Three Canadian animators

Monday, February 19th, 2007

I just read, via this link, that Ryan Larkin died last week. His career at first seemed precocious (creating several highly idiosyncratic and influential shorts while still in his twenties) but his fate was ultimately tragic — both aspects of his life explored in the very strange, Oscar-winning documentary DVD Ryan, which also includes examples of his startlingly intuitive work. His short films were lovingly (and time-consumingly) drawn by his own hand and provide a poetic alternative for personal expression in a medium generally used to sell toys and indoctrinate children (and unwary adults).
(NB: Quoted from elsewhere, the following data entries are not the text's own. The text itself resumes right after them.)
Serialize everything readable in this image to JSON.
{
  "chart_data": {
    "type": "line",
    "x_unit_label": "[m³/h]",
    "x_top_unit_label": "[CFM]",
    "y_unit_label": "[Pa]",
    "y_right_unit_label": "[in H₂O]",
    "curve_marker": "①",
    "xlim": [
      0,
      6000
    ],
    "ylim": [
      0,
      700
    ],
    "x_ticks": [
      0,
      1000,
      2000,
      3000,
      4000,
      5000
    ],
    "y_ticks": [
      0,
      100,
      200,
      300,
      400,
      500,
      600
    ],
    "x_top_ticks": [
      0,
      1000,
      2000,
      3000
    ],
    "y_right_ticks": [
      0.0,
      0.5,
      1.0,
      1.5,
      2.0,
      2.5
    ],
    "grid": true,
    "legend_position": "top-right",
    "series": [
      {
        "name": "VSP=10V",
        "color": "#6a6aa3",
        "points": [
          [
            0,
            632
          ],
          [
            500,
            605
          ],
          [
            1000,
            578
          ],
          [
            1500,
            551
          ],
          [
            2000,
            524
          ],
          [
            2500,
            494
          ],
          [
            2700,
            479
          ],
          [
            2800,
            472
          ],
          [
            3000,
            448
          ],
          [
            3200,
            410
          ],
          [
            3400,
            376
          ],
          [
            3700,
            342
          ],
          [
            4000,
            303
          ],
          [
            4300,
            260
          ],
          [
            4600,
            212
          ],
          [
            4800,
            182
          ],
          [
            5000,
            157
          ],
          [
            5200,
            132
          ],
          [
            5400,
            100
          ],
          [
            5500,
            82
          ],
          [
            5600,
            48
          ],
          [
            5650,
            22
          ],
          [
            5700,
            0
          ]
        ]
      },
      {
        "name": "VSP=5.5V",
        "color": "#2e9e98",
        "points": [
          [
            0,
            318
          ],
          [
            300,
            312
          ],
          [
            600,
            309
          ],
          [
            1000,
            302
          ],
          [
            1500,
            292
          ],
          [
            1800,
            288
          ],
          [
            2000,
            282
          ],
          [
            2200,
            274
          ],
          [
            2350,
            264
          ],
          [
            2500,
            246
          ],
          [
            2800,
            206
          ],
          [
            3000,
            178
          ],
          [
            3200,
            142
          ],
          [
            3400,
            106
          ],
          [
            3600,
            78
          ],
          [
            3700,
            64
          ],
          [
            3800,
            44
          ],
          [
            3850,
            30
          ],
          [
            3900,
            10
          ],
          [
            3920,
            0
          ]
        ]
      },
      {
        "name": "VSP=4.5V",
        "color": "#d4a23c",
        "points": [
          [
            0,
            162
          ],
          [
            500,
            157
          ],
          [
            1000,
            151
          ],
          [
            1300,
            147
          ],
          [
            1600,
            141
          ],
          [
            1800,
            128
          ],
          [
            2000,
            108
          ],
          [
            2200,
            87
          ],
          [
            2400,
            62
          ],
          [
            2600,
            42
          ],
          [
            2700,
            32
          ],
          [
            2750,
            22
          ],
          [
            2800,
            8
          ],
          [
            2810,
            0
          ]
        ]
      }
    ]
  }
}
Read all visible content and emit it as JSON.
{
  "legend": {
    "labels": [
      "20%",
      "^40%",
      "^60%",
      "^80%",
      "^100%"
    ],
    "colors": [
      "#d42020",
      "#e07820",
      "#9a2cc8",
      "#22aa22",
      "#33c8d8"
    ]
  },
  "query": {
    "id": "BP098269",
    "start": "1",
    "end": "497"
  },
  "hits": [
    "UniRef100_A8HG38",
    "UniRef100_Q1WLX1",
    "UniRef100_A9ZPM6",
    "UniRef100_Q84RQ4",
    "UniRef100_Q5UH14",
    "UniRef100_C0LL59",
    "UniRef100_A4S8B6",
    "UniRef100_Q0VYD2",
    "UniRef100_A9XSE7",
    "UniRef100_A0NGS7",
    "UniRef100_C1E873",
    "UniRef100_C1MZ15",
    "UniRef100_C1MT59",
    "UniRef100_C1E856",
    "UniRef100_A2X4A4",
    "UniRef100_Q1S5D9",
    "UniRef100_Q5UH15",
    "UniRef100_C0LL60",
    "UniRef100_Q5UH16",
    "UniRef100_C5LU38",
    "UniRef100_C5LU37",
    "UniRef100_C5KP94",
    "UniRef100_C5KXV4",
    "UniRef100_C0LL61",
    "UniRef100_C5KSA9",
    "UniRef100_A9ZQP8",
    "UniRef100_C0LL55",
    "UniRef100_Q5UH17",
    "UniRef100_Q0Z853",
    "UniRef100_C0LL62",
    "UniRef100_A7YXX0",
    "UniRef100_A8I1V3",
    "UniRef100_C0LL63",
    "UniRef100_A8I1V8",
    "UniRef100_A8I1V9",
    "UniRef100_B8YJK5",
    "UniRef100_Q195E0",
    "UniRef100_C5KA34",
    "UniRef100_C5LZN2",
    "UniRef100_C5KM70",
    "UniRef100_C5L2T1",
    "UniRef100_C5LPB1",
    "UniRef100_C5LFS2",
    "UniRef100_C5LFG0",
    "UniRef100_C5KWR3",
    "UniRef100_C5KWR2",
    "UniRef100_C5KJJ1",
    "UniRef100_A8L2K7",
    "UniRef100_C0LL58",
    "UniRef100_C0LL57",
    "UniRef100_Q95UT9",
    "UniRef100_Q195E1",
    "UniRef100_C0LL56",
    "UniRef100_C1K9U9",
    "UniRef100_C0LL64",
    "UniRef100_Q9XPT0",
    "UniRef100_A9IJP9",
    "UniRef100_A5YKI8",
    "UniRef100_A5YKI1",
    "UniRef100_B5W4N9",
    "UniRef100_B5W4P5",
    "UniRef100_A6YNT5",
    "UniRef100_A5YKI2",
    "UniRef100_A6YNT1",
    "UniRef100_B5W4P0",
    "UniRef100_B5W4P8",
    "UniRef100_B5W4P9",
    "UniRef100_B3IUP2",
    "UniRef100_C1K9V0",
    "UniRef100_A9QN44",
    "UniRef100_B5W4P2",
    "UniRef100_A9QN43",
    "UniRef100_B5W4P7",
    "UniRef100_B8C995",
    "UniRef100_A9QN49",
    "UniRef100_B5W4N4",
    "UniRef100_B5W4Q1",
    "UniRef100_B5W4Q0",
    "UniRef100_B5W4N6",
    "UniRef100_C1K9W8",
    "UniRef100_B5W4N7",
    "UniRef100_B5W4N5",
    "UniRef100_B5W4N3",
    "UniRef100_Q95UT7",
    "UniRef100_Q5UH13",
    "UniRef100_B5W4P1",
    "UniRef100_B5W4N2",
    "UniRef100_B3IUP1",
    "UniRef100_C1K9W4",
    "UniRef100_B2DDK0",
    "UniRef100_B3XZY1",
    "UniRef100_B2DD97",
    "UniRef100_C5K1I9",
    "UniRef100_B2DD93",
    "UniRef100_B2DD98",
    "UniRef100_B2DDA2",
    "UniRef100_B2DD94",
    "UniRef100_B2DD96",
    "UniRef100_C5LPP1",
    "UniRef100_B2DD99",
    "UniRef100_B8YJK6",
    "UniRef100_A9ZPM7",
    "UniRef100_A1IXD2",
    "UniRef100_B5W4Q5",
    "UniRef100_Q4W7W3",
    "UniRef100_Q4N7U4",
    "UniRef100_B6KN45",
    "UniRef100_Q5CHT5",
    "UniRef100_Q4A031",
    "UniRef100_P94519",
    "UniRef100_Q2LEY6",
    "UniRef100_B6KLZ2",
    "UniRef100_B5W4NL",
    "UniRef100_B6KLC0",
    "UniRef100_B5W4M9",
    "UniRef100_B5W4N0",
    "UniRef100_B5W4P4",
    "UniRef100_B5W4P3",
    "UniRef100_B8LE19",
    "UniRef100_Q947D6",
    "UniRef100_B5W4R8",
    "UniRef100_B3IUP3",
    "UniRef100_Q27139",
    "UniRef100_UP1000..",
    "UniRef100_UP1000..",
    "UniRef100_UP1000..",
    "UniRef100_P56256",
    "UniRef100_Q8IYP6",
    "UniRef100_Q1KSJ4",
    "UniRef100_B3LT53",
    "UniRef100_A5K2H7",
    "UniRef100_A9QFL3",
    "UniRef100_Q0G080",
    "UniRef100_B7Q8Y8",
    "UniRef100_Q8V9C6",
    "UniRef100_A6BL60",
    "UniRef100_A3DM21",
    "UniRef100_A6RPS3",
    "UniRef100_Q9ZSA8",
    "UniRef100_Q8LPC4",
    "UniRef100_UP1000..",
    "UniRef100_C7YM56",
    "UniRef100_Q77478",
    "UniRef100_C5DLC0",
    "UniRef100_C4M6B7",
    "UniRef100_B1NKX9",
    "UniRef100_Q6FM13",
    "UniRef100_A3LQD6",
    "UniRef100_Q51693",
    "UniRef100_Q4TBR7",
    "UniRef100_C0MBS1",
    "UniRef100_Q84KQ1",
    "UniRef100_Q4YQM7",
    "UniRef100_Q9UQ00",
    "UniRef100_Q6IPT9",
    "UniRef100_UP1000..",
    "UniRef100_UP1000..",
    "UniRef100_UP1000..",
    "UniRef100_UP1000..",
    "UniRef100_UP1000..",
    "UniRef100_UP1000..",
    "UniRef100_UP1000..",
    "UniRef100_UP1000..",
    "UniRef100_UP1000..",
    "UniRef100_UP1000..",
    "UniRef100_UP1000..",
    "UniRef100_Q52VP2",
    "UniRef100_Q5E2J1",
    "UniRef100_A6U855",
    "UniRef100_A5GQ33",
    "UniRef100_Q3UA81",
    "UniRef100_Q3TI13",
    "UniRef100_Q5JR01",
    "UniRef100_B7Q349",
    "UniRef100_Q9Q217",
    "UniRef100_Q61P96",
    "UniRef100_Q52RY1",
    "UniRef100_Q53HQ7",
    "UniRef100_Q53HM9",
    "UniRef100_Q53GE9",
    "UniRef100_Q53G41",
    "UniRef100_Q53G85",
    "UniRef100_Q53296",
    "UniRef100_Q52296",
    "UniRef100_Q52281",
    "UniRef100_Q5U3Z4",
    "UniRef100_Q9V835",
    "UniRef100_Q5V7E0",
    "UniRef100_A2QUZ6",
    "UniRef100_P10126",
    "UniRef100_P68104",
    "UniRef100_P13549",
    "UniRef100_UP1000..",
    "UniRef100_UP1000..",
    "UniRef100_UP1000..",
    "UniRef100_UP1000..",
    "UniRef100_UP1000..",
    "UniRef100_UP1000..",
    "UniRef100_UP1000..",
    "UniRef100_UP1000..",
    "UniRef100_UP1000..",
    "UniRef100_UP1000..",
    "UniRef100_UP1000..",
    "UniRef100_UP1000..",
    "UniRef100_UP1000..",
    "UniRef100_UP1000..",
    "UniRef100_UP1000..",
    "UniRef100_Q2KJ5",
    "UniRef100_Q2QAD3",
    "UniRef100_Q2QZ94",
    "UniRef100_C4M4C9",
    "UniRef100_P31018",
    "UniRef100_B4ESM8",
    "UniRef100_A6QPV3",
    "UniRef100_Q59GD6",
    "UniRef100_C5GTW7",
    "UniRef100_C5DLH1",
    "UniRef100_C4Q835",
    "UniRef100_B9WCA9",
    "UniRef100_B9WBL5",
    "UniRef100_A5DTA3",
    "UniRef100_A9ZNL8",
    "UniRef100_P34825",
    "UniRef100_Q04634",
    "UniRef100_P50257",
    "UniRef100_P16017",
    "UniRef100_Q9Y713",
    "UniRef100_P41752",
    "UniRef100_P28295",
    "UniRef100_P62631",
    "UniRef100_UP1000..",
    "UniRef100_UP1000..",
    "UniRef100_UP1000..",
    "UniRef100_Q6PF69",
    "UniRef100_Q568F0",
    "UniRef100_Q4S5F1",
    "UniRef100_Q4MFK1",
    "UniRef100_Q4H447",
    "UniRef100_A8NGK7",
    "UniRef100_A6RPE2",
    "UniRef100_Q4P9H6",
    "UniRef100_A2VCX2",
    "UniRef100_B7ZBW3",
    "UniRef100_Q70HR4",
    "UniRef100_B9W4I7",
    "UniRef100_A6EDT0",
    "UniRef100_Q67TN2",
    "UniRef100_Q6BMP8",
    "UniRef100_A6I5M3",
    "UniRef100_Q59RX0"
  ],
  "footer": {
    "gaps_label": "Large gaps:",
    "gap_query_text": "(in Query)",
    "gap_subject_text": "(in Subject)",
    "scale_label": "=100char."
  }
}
Larkin worked with Norman McLaren (who was actually Scottish-born) at the National Film Board of Canada, and whose work we have available on a two-disc set called Norman McLaren: The Collector’s Edition. This is some truly brilliant stuff, no lie — the range of styles (and the uncanny command of each) that flowed from this one man’s hands is awe-inspiring: traditional character animation, Oscar Fischinger-esque musical abstractions, Brakhage-like film painting and chemical experiments, gorgeously choreographed dance photography that brings to mind the pioneering styles of Muybridge or Edgerton, ahead-of-its-time use of raw electronic signals and computer animation, and on and on. I can’t extol the excellence of this collection highly enough. If I had to live with just one animation DVD for the rest of my life, this would be it.

A third animator of note from the Great White North is Grant Munro, who also collaborated with McLaren. Cut-Up: The Films of Grant Munro features his own work, which is just as varied (if not as virtuoso and accomplished) as McLaren’s.

All three discs are highly recommended — and if you’d like additional suggestions of experimental animation, please ask, as I’m working on a more thorough list to be published here… eventually.